Hit up Starbucks: Luckily these are almost everywhere and offer a healthy breakfast setup, according to Brigitte Zeitlin, MPH, R.D., and owner of BZ Nutrition. "Order their plain oatmeal, ask for the nut medley and fresh blueberry options together," she says. "That will keep you pretty satisfied."
Make an open-face sandwich: Often, sandwiches are the only options you can find for a proper lunch. If this is all you have, simply remove the top layer of bread, says Feller. As for what type? That will largely depend on whether you eat meat or not, but if you do: Opt for whole chicken or turkey breast, as deli meat is highly processed and full of sodium.
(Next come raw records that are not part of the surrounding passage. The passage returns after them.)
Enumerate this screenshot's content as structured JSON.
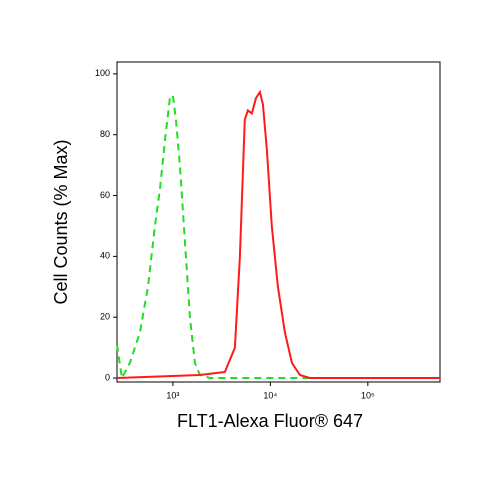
{
  "chart_data": {
    "type": "line",
    "xlabel": "FLT1-Alexa Fluor® 647",
    "ylabel": "Cell Counts (% Max)",
    "xscale": "log",
    "xlim": [
      267,
      550000
    ],
    "ylim": [
      -1.3,
      103.9
    ],
    "xticks": [
      {
        "value": 1000,
        "label": "10³"
      },
      {
        "value": 10000,
        "label": "10⁴"
      },
      {
        "value": 100000,
        "label": "10⁵"
      }
    ],
    "yticks": [
      0,
      20,
      40,
      60,
      80,
      100
    ],
    "series": [
      {
        "color": "#22dd22",
        "dash": true,
        "x": [
          267,
          300,
          362,
          459,
          555,
          654,
          736,
          828,
          931,
          1000,
          1074,
          1180,
          1327,
          1493,
          1682,
          1892,
          2395,
          20090,
          550000
        ],
        "values": [
          11,
          0,
          5,
          15,
          30,
          50,
          62,
          78,
          92,
          93,
          85,
          70,
          45,
          20,
          5,
          1,
          0,
          0,
          0
        ]
      },
      {
        "color": "#ff1a1a",
        "dash": false,
        "x": [
          267,
          1892,
          3413,
          4325,
          4864,
          5472,
          5875,
          6457,
          7098,
          7805,
          8375,
          9205,
          10355,
          11940,
          14090,
          16630,
          20090,
          25410,
          550000
        ],
        "values": [
          0,
          1,
          2,
          10,
          40,
          85,
          88,
          87,
          92,
          94,
          90,
          75,
          50,
          30,
          15,
          5,
          1,
          0,
          0
        ]
      }
    ]
  }
}
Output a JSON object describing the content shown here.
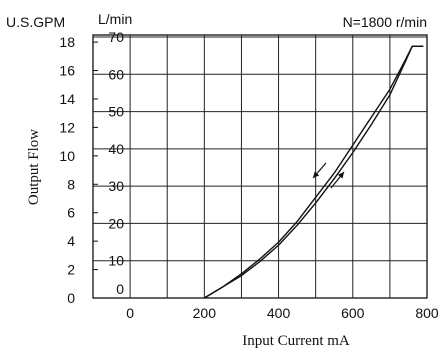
{
  "chart_data": {
    "type": "line",
    "title": "",
    "annotation": "N=1800 r/min",
    "xlabel": "Input Current  mA",
    "ylabel": "Output Flow",
    "y_units_left": "U.S.GPM",
    "y_units_right": "L/min",
    "xlim": [
      -100,
      800
    ],
    "ylim_lmin": [
      0,
      70
    ],
    "ylim_gpm": [
      0,
      18.5
    ],
    "x_ticks": [
      0,
      200,
      400,
      600,
      800
    ],
    "y_ticks_lmin": [
      0,
      10,
      20,
      30,
      40,
      50,
      60,
      70
    ],
    "y_ticks_gpm": [
      0,
      2,
      4,
      6,
      8,
      10,
      12,
      14,
      16,
      18
    ],
    "grid": true,
    "legend": "none",
    "series": [
      {
        "x": [
          200,
          250,
          300,
          350,
          400,
          450,
          500,
          550,
          600,
          650,
          700,
          740,
          760,
          790
        ],
        "y": [
          0,
          3,
          6.5,
          10.5,
          15,
          20.5,
          27,
          33.5,
          41,
          48.5,
          56,
          63.5,
          67.5,
          67.5
        ]
      },
      {
        "x": [
          200,
          250,
          300,
          350,
          400,
          450,
          500,
          550,
          600,
          650,
          700,
          740,
          760,
          790
        ],
        "y": [
          0,
          3,
          6,
          9.8,
          14.2,
          19.5,
          25.5,
          32,
          39,
          46.5,
          54.5,
          63,
          67.5,
          67.5
        ]
      }
    ]
  }
}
Salads *might* not be the answer: When people think of healthy lunches at airports, they typically think of grabbing a salad, but according to Feller, "Most options I see are nothing more than a bed of lettuce and a few other things—that is likely not going to fill you up for a full day of travel." If the salad is well rounded (meaning: has a balance of filling veggies, proteins, and fats), it's a great option, but don't just grab a premade option because it sounds healthy.
Find the perishables: Whole fruits and vegetables are your best bets. Obviously, this is easier said than done, but as Feller notes, the chain CIBO Express Gourmet Market has made huge strides here. They are found in larger, metropolitan airports like New York, Minneapolis, Chicago, and Houston, which happen to be big hubs for layovers, in case you need to pick up something between travel. Of course, a cheaper way is to bring your own, says Zeitlin, just go for those that travel well (i.e., apple versus a peach, and bell peppers versus broccoli).
Unsalted and unsweetened nut mixes: "I tell people to limit their salt intake while flying as it makes our bodies retain water, which can be uncomfortable while you are traveling," says Feller. Another thing to look out for: Nut mixes that include sweetened raisins or chocolates, as you're just mindlessly increasing your sugar intake.
Skip any chip: These are just going to be too salty, but we understand if you crave that savory crunch (it's my go-to). Instead, Zeitlin recommends roasted chickpeas, which "will give you the crunch you're looking for and hit that savory mark while also adding in some real protein and fiber that the chips just can't give you."
Sit-down, not takeout: If you have time—and the option—the sit-down restaurants are going to have better, less sodium-filled meals, says Zeitlin. Plus, mentally, it will make your meal seem more substantial since you're not just mindlessly eating while scrolling on your social media feed at your gate.
Start with a vegetable appetizer: If you need to have dinner at an airport, start with a vegetable app for the table. "It's an easy way to fit those nutrients in and help fill you up before the meal, so you can perhaps split your main dish with your traveling partner," says Feller.
If you must get fast food, make it a wrap with extra veggies: Zeitlin would pick a grilled chicken sandwich, wrapped in lettuce with extra tomatoes for fiber. "All fast food will be high in salt, so always order a water as well to balance that out," she says.